Göktürk kızardı, kız doğru söylüyordu. Aynen öyle düşünmüştü. Şimdi ise duydukları ve yanındaki kızında rahatlığına bakınca bu iş hiç olmayacak gibi duruyordu. O kendi gibi birinin ilki olmak istiyordu. Nereye geldiğini şaşırmış bir şekilde, Hümeyra'ya baktı.

"Utanmana gerek yok. Eğitimci olmaya gelen her çocuk ya fakir bir aile çocuğudur, ya da orta halli bir ailedendir.  Bende Adanalıyım mesela. Geçen yıl okula geldiğimde çok heyecanlıydım. Senin gibi düşünüyordum. Öyle olmadığını, terk edilince anladım." Yutkundu. Gerisini atlatmasa iyi olacaktı.

"Ya, ben de Adana'dan geldim. Seyhan ilçesinden."

"Kozanlı'yım. Çok iyi hemşeri çıktık."

İkisi de gülümsedi.

O sırada, içeriye uzun boylu, atletik yapıda, jilet gibi traş olmuş, karizmatik orta yaşlarda bir adam girdi. Kürsüye yöneldi.
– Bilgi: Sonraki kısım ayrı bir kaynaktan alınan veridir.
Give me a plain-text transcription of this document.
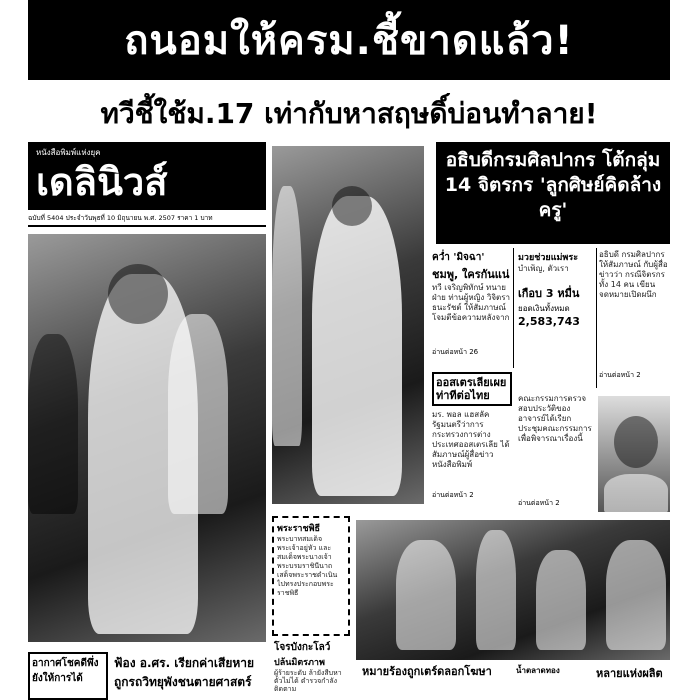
ถนอมให้ครม.ชี้ขาดแล้ว!
ทวีชี้ใช้ม.17 เท่ากับหาสฤษดิ์บ่อนทำลาย!
หนังสือพิมพ์แห่งยุค
เดลินิวส์
ฉบับที่ 5404 ประจำวันพุธที่ 10 มิถุนายน พ.ศ. 2507 ราคา 1 บาท
อธิบดีกรมศิลปากร โต้กลุ่ม 14 จิตรกร 'ลูกศิษย์คิดล้างครู'
คว่ำ 'มิจฉา'
ชมพู, ใครกันแน่
ทวี เจริญพิทักษ์ ทนาย ฝ่าย ท่านผู้หญิง วิจิตรา ธนะรัชต์ ให้สัมภาษณ์ โจมตีข้อความหลังจาก
อ่านต่อหน้า 26
มวยช่วยแม่พระ
บำเพ็ญ, ตัวเรา
เกือบ 3 หมื่น
ยอดเงินทั้งหมด
2,583,743
อธิบดี กรมศิลปากร ให้สัมภาษณ์ กับผู้สื่อข่าวว่า กรณีจิตรกรทั้ง 14 คน เขียนจดหมายเปิดผนึก
อ่านต่อหน้า 2
ออสเตรเลียเผยท่าทีต่อไทย
มร. พอล แฮสลัค รัฐมนตรีว่าการกระทรวงการต่างประเทศออสเตรเลีย ได้สัมภาษณ์ผู้สื่อข่าวหนังสือพิมพ์
อ่านต่อหน้า 2
คณะกรรมการตรวจสอบประวัติของอาจารย์ได้เรียกประชุมคณะกรรมการ เพื่อพิจารณาเรื่องนี้
อ่านต่อหน้า 2
พระราชพิธี
พระบาทสมเด็จพระเจ้าอยู่หัว และสมเด็จพระนางเจ้าพระบรมราชินีนาถ เสด็จพระราชดำเนินไปทรงประกอบพระราชพิธี
โจรบังกะโลว์
ปล้นมิตรภาพ
ผู้ร้ายระดับ ล้ายังสืบหาตัวไม่ได้ ตำรวจกำลังติดตาม
อากาศโชคดีพึ่ง
ยังให้การได้
ฟ้อง อ.ศร. เรียกค่าเสียหาย
ถูกรถวิทยุพังชนตายศาสตร์
หมายร้องถูกเตร์ดลอกโฆษา	น้ำตลาดทอง	หลายแห่งผลิต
"Hoca bu dedi" usulca Hümeyra.

Göktürk, adamın yakışıklı olduğunu görmeye görmüştü. Genç bir kızın bu adamla ne işi olur demeyi de ihmal etmemişti, düşüncelerinde.

Dersin ortalarına doğru adamın ders anlatışına adeta büyülenen Göktürk, can kulağıyla onu dinlerken, birden birisi, ayağa kalkıp, "Cehenneme git, Haluk" diyerek elinde tuttuğu silahı ateşlemeye başladı. Haluk kürsünün üzerine, yediği kurşunlarla yığılıp kaldı. Herkes bağırmaya kaçışmaya başladı. 

Göktürk, elinde silah olan adamı takip etmeye çalıştı. Kalabalıktan, kaçışandan zar zor görünüyordu. Hippi kılıklı, yırtık bir kot pantolon ve siyah bir tişört giymiş, boynunda ve kollarında dövmeler olan bu adam, silahını bir yerlere doğrultmaya çalışıyordu. iyice dikkat edince bunun Sonay olduğunu gördü. Olduğu yerden fırlayarak amfinin adeta üstünde yürüyerek, kıza doğru koştu. Kız şaşkınlık içinde sevgilisinin ölü bedenine bakıyor. Şok geçiriyordu. Çevresini de gördüğü yoktu. 

Bir hamle daha yaparak kızı amfilerin arasından alıp yere yatırdı. Tam o sırada silahlı adam kurşunları saydırdı. Kızın üzerine kapanan Göktürk'e bir tanesi isabet etti. Kurşun bittiği için koşarak uzaklaşmaya başlayan adamın kafasına bir kişi çanta vurup düşürdü.  Göktürk olduğu yerde sırt üstü uzandı.Vurulduğu bacağından adeta kan fışkırıyordu. kana bakarken kendinden geçtip, bayıldı.